Lerøy Seafood Group ASA
- Type: Allmennaksjeselskap
- Traded as: OSE: LSG
- Industry: Seafood
- Headquarters: Bergen, Norway, Bergen, Norway
- Area served: Global
- Key people: Henning Beltestad
- Products: Fish and Seafood
- Number of employees: 2000
- Website: www.leroy.no www.leroyseafood.com www.lsg.no

= Lerøy =

Norwegian seafood company

Lerøy Seafood Group ASA is a seafood production and distribution company based in Bergen, Norway

The company started operation in the 19th century when the fisherman Ole Mikkel Lerøen started selling fish and other seafood on the fish market of Bergen. In 1939 the primary subsidiary Hallvar Lærøy AS was founded. Until 1997 the company was family owned, when it became a public company resulting in the listing on Oslo Stock Exchange in 2002.

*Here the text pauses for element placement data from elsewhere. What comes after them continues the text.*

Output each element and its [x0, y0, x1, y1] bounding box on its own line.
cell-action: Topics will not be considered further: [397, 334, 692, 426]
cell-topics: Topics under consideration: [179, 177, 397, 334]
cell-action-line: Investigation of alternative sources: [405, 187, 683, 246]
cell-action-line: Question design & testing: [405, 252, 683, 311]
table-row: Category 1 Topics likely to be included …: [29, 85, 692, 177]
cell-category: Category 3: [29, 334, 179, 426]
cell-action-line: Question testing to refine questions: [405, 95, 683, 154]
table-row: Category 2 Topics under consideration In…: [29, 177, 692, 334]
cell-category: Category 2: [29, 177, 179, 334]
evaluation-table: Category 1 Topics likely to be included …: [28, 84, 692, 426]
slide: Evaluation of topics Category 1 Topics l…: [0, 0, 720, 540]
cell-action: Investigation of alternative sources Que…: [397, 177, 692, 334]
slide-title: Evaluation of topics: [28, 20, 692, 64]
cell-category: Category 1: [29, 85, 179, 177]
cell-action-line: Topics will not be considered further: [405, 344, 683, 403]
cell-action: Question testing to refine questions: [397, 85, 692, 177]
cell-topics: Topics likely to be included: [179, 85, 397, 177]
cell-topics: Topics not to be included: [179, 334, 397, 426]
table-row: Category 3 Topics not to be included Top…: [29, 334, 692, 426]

The company started exporting salmon in 1973 and gradually became dominant among Norway's salmon exporters.

In 2011, the company was named Norway's 12th largest exporting company.

As of 2012, the company was the second largest salmon and trout farming company in the world, and involved in fish farms in Hitra, Kristiansund, Troms, and Scotland (Shetland).